Les styles de féminité et de masculinité

9Autour des années 1980 et 1990, les études sur la socialisation de genre commencent à investiguer ses variations selon les milieux sociaux. De nombreux travaux sur la socialisation étudiaient déjà la différenciation à l’œuvre entre garçons et filles mais, sous l’influence des études sur la consubstantialité et l’intersectionnalité, le paramètre de la classe sociale est introduit dans les analyses. Diverses études s’attachent dès lors à démontrer que la socialisation est plus ou moins différenciée selon les appartenances de classe. Beaucoup de recherches – trop nombreuses pour être citées ici – avancent, données qualitatives ou quantitatives à l’appui, que l’instance de socialisation fondamentale qu’est la famille fait davantage de différences entre garçons et filles dans les milieux populaires que dans les milieux plus dotés (Rouyer et Zaouche-Gaudron 2006 ; Mardon 2011 ; Diter 2015). Les jouets, les vêtements et les comportements des parents s’avèrent moins discriminants dans les familles bénéficiant d’un important capital culturel, celles-ci évoluant dans un milieu empreint d’un fort ethos égalitaire (Court et al. 2016), bien que ce dernier se retrouve également dans des classes plus populaires (Clair 2011) et que, par ailleurs, il ne se transcrive pas toujours dans la pratique (Hochshild 1989). Il y aurait une forme de distinction des plus instruit⋅e⋅s à se montrer égalitaires, forgeant des dispositions de genre bien distinctes selon les milieux sociaux. Le constat est le même pour la socialisation scolaire. Dès 1992, Christian Baudelot et Roger Establet (1991) notent que les écarts de niveau entre garçons et filles sont bien plus importants dans les classes populaires que dans les classes supérieures. Car là où les garçons de milieux modestes construisent leur virilité par la défiance de l’autorité, ceux des milieux plus favorisés sont formés à s’engager pleinement dans la compétitivité scolaire (Felouzis 1992). De telles études montrent que la socialisation à la féminité ou à la masculinité est plus ou moins marquée selon les cadres sociaux et qu’elle se décline en différents styles, mais tout en continuant de s’inscrire dans un modèle dimorphique. C’est également le cas dans le champ des études sur les masculinités ou, plus récemment, sur les féminités.

10Les études sur les masculinités et les féminités plurielles ont commencé à se développer en sociologie au cours des années 1990. Ce sont les études sur les masculinités qui ont d’abord trouvé un écho, entre autres à partir du travail de Raewyn Connell dans son ouvrage phare, Masculinités (2014 [1995]).
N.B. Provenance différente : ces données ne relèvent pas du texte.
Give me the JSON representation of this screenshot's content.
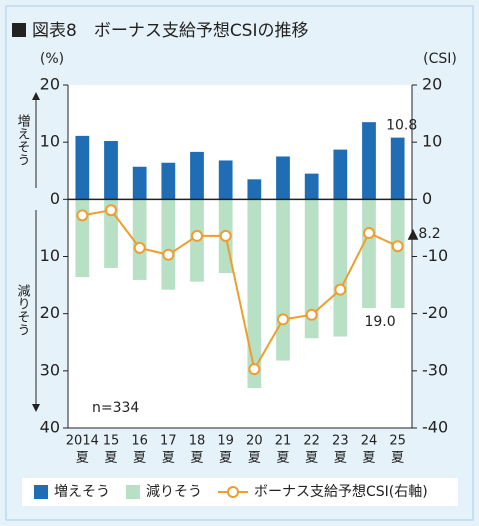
{
  "chart_data": {
    "type": "bar-line",
    "title": "図表8　ボーナス支給予想CSIの推移",
    "y_unit": "(%)",
    "y2_unit": "(CSI)",
    "annotation": "n=334",
    "categories": [
      [
        "2014",
        "夏"
      ],
      [
        "15",
        "夏"
      ],
      [
        "16",
        "夏"
      ],
      [
        "17",
        "夏"
      ],
      [
        "18",
        "夏"
      ],
      [
        "19",
        "夏"
      ],
      [
        "20",
        "夏"
      ],
      [
        "21",
        "夏"
      ],
      [
        "22",
        "夏"
      ],
      [
        "23",
        "夏"
      ],
      [
        "24",
        "夏"
      ],
      [
        "25",
        "夏"
      ]
    ],
    "ylim": [
      -40,
      20
    ],
    "yticks": [
      20,
      10,
      0,
      {
        "value": -10,
        "label": "10"
      },
      {
        "value": -20,
        "label": "20"
      },
      {
        "value": -30,
        "label": "30"
      },
      {
        "value": -40,
        "label": "40"
      }
    ],
    "y2lim": [
      -40,
      20
    ],
    "y2ticks": [
      20,
      10,
      0,
      -10,
      -20,
      -30,
      -40
    ],
    "series": [
      {
        "name": "増えそう",
        "type": "bar",
        "color": "#1f6db4",
        "values": [
          11.1,
          10.2,
          5.7,
          6.4,
          8.3,
          6.8,
          3.5,
          7.5,
          4.5,
          8.7,
          13.5,
          10.8
        ],
        "value_labels": [
          null,
          null,
          null,
          null,
          null,
          null,
          null,
          null,
          null,
          null,
          null,
          "10.8"
        ]
      },
      {
        "name": "減りそう",
        "type": "bar",
        "color": "#b8e0c4",
        "values": [
          -13.6,
          -12.0,
          -14.1,
          -15.8,
          -14.4,
          -12.9,
          -33.0,
          -28.2,
          -24.3,
          -24.0,
          -19.0,
          -19.0
        ],
        "value_labels": [
          null,
          null,
          null,
          null,
          null,
          null,
          null,
          null,
          null,
          null,
          null,
          "19.0"
        ]
      },
      {
        "name": "ボーナス支給予想CSI(右軸)",
        "type": "line",
        "axis": "y2",
        "color": "#ef9d2e",
        "values": [
          -2.8,
          -1.9,
          -8.5,
          -9.7,
          -6.4,
          -6.4,
          -29.7,
          -21.0,
          -20.2,
          -15.8,
          -5.9,
          -8.2
        ],
        "value_labels": [
          null,
          null,
          null,
          null,
          null,
          null,
          null,
          null,
          null,
          null,
          null,
          "▲8.2"
        ]
      }
    ]
  }
}
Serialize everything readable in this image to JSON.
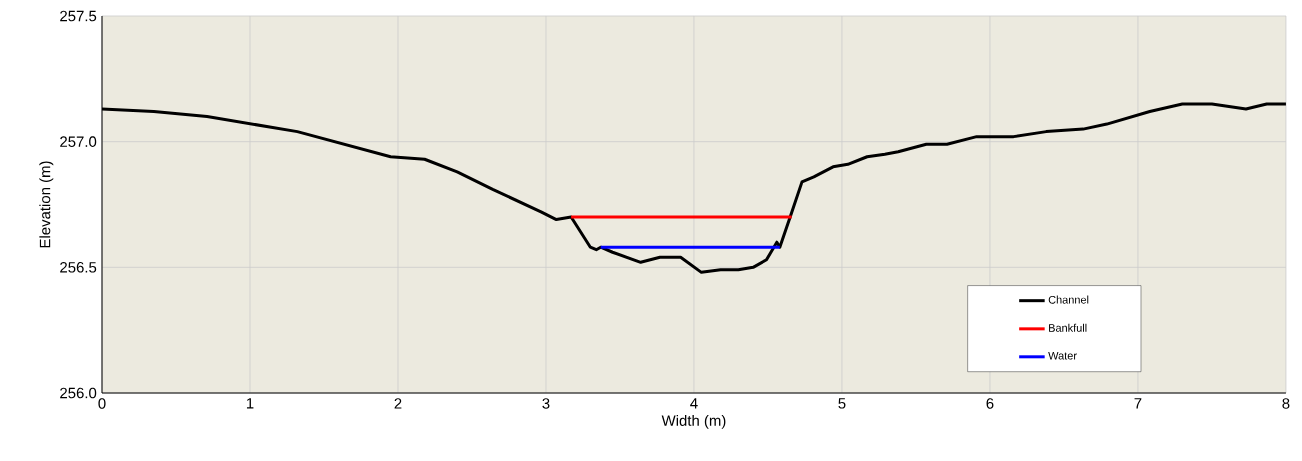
{
  "chart_data": {
    "type": "line",
    "xlabel": "Width (m)",
    "ylabel": "Elevation (m)",
    "xlim": [
      0,
      8
    ],
    "ylim": [
      256.0,
      257.5
    ],
    "xticks": [
      0,
      1,
      2,
      3,
      4,
      5,
      6,
      7,
      8
    ],
    "yticks": [
      {
        "value": 256.0,
        "label": "256.0"
      },
      {
        "value": 256.5,
        "label": "256.5"
      },
      {
        "value": 257.0,
        "label": "257.0"
      },
      {
        "value": 257.5,
        "label": "257.5"
      }
    ],
    "grid": true,
    "legend": "bottom right",
    "series": [
      {
        "name": "Channel",
        "color": "#000000",
        "x": [
          0,
          0.35,
          0.71,
          1.32,
          1.95,
          2.18,
          2.4,
          2.64,
          2.97,
          3.07,
          3.17,
          3.3,
          3.34,
          3.37,
          3.45,
          3.64,
          3.77,
          3.91,
          4.05,
          4.18,
          4.3,
          4.4,
          4.49,
          4.56,
          4.58,
          4.65,
          4.73,
          4.81,
          4.94,
          5.04,
          5.17,
          5.29,
          5.38,
          5.57,
          5.71,
          5.91,
          6.16,
          6.38,
          6.63,
          6.79,
          7.08,
          7.3,
          7.5,
          7.73,
          7.87,
          8
        ],
        "values": [
          257.13,
          257.12,
          257.1,
          257.04,
          256.94,
          256.93,
          256.88,
          256.81,
          256.72,
          256.69,
          256.7,
          256.58,
          256.57,
          256.58,
          256.56,
          256.52,
          256.54,
          256.54,
          256.48,
          256.49,
          256.49,
          256.5,
          256.53,
          256.6,
          256.58,
          256.7,
          256.84,
          256.86,
          256.9,
          256.91,
          256.94,
          256.95,
          256.96,
          256.99,
          256.99,
          257.02,
          257.02,
          257.04,
          257.05,
          257.07,
          257.12,
          257.15,
          257.15,
          257.13,
          257.15,
          257.15
        ]
      },
      {
        "name": "Bankfull",
        "color": "#ff0000",
        "x": [
          3.17,
          4.66
        ],
        "values": [
          256.7,
          256.7
        ]
      },
      {
        "name": "Water",
        "color": "#0000ff",
        "x": [
          3.37,
          4.58
        ],
        "values": [
          256.58,
          256.58
        ]
      }
    ]
  }
}
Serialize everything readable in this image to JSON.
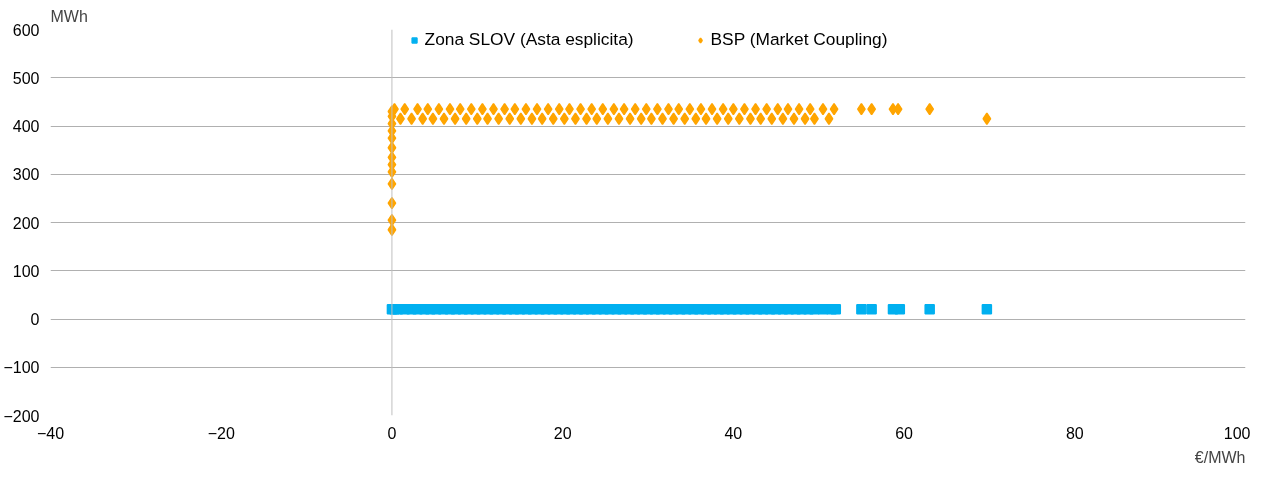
{
  "chart_data": {
    "type": "scatter",
    "xlabel": "€/MWh",
    "ylabel": "MWh",
    "xlim": [
      -40,
      100
    ],
    "xticks": [
      -40,
      -20,
      0,
      20,
      40,
      60,
      80,
      100
    ],
    "ylim": [
      -200,
      600
    ],
    "yticks": [
      -200,
      -100,
      0,
      100,
      200,
      300,
      400,
      500,
      600
    ],
    "grid": "y",
    "legend": "top",
    "ref_lines": [
      {
        "axis": "x",
        "value": 0,
        "color": "#bfbfbf"
      }
    ],
    "series": [
      {
        "name": "Zona SLOV (Asta esplicita)",
        "color": "#00b0f0",
        "marker": "square",
        "x": [
          0,
          0.3,
          0.7,
          1.5,
          2.3,
          3,
          3.8,
          4.5,
          5.2,
          6,
          6.8,
          7.5,
          8.3,
          9,
          9.8,
          10.5,
          11.3,
          12,
          12.8,
          13.5,
          14.3,
          15,
          15.8,
          16.5,
          17.3,
          18,
          18.8,
          19.5,
          20.3,
          21,
          21.8,
          22.5,
          23.3,
          24,
          24.8,
          25.5,
          26.3,
          27,
          27.8,
          28.5,
          29.3,
          30,
          30.8,
          31.5,
          32.3,
          33,
          33.8,
          34.5,
          35.3,
          36,
          36.8,
          37.5,
          38.3,
          39,
          39.8,
          40.5,
          41.3,
          42,
          42.8,
          43.5,
          44.3,
          45,
          45.8,
          46.5,
          47.3,
          48,
          48.8,
          49.5,
          50.5,
          51.5,
          52,
          55,
          56.2,
          58.7,
          59.5,
          63,
          69.7
        ],
        "values": [
          20,
          20,
          20,
          20,
          20,
          20,
          20,
          20,
          20,
          20,
          20,
          20,
          20,
          20,
          20,
          20,
          20,
          20,
          20,
          20,
          20,
          20,
          20,
          20,
          20,
          20,
          20,
          20,
          20,
          20,
          20,
          20,
          20,
          20,
          20,
          20,
          20,
          20,
          20,
          20,
          20,
          20,
          20,
          20,
          20,
          20,
          20,
          20,
          20,
          20,
          20,
          20,
          20,
          20,
          20,
          20,
          20,
          20,
          20,
          20,
          20,
          20,
          20,
          20,
          20,
          20,
          20,
          20,
          20,
          20,
          20,
          20,
          20,
          20,
          20,
          20,
          20
        ]
      },
      {
        "name": "BSP (Market Coupling)",
        "color": "#ffa500",
        "marker": "diamond",
        "x": [
          0,
          0,
          0,
          0,
          0,
          0,
          0,
          0,
          0,
          0,
          0,
          0,
          0,
          0.3,
          1,
          1.5,
          2.3,
          3,
          3.6,
          4.2,
          4.8,
          5.5,
          6.1,
          6.8,
          7.4,
          8,
          8.7,
          9.3,
          10,
          10.6,
          11.2,
          11.9,
          12.5,
          13.2,
          13.8,
          14.4,
          15.1,
          15.7,
          16.4,
          17,
          17.6,
          18.3,
          18.9,
          19.6,
          20.2,
          20.8,
          21.5,
          22.1,
          22.8,
          23.4,
          24,
          24.7,
          25.3,
          26,
          26.6,
          27.2,
          27.9,
          28.5,
          29.2,
          29.8,
          30.4,
          31.1,
          31.7,
          32.4,
          33,
          33.6,
          34.3,
          34.9,
          35.6,
          36.2,
          36.8,
          37.5,
          38.1,
          38.8,
          39.4,
          40,
          40.7,
          41.3,
          42,
          42.6,
          43.2,
          43.9,
          44.5,
          45.2,
          45.8,
          46.4,
          47.1,
          47.7,
          48.4,
          49,
          49.5,
          50.5,
          51.2,
          51.8,
          55,
          56.2,
          58.7,
          59.3,
          63,
          69.7
        ],
        "values": [
          185,
          205,
          240,
          280,
          305,
          320,
          335,
          355,
          375,
          390,
          405,
          420,
          430,
          435,
          415,
          435,
          415,
          435,
          415,
          435,
          415,
          435,
          415,
          435,
          415,
          435,
          415,
          435,
          415,
          435,
          415,
          435,
          415,
          435,
          415,
          435,
          415,
          435,
          415,
          435,
          415,
          435,
          415,
          435,
          415,
          435,
          415,
          435,
          415,
          435,
          415,
          435,
          415,
          435,
          415,
          435,
          415,
          435,
          415,
          435,
          415,
          435,
          415,
          435,
          415,
          435,
          415,
          435,
          415,
          435,
          415,
          435,
          415,
          435,
          415,
          435,
          415,
          435,
          415,
          435,
          415,
          435,
          415,
          435,
          415,
          435,
          415,
          435,
          415,
          435,
          415,
          435,
          415,
          435,
          435,
          435,
          435,
          435,
          435,
          415
        ]
      }
    ]
  }
}
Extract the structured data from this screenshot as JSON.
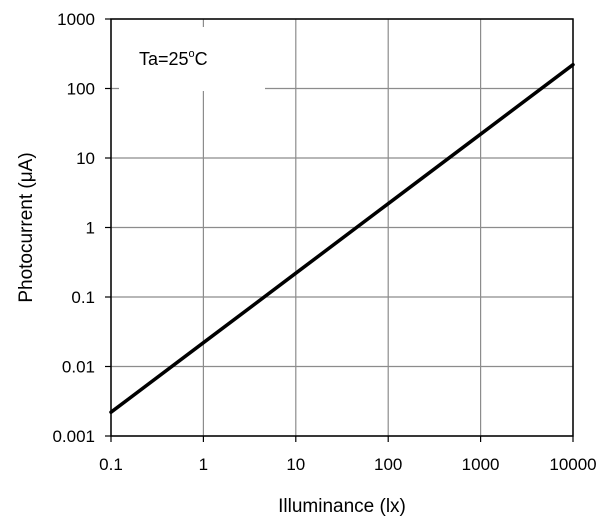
{
  "chart_data": {
    "type": "line",
    "title": "",
    "xlabel": "Illuminance (lx)",
    "ylabel": "Photocurrent (μA)",
    "x_scale": "log",
    "y_scale": "log",
    "xlim": [
      0.1,
      10000
    ],
    "ylim": [
      0.001,
      1000
    ],
    "x_ticks": [
      "0.1",
      "1",
      "10",
      "100",
      "1000",
      "10000"
    ],
    "y_ticks": [
      "0.001",
      "0.01",
      "0.1",
      "1",
      "10",
      "100",
      "1000"
    ],
    "grid": true,
    "legend": "none",
    "annotation": {
      "prefix": "Ta=25",
      "superscript": "o",
      "suffix": "C"
    },
    "series": [
      {
        "x": [
          0.1,
          1,
          10,
          100,
          1000,
          10000
        ],
        "y": [
          0.0022,
          0.022,
          0.22,
          2.2,
          22,
          220
        ],
        "color": "#000000"
      }
    ]
  }
}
À l’époque, il y a un enjeu à s’intéresser au groupe qui domine l’ordre patriarcal : il s’agit d’interroger la catégorie dominante – comme d’autres l’ont fait à propos de la blanchité (Frankenberg 1993 ; McIntyre 1997 ; Cervulle 2013) – et de la déshomogénéiser, d’autant que celle-ci est bien souvent constituée en référent neutre. En 1995, Raewyn Connell propose une typologie dynamique des styles de masculinités. Elle définit d’abord la masculinité hégémonique comme un ensemble de pratiques de genre permettant de maintenir la subordination des femmes à une époque et dans un contexte donné. Elle décrit également trois autres types de masculinités : les masculinités complices (qui relayent les valeurs du patriarcat mais n’adoptent pas toutes les pratiques de la domination, par exemple en raison de leur relation avec certaines femmes), les masculinités subordonnées (qui sont associées à la féminité ; c’est le cas pour les homosexuels), et les masculinités marginalisées (elles-mêmes asservies, comme les hommes de classe populaire ou racisés). Dans ce modèle, la diversité masculine est conceptualisée à partir de la prise en compte de plusieurs éléments : l’intrication des rapports sociaux, mais aussi les dominations sexuelles à l’œuvre, ou encore les configurations relationnelles.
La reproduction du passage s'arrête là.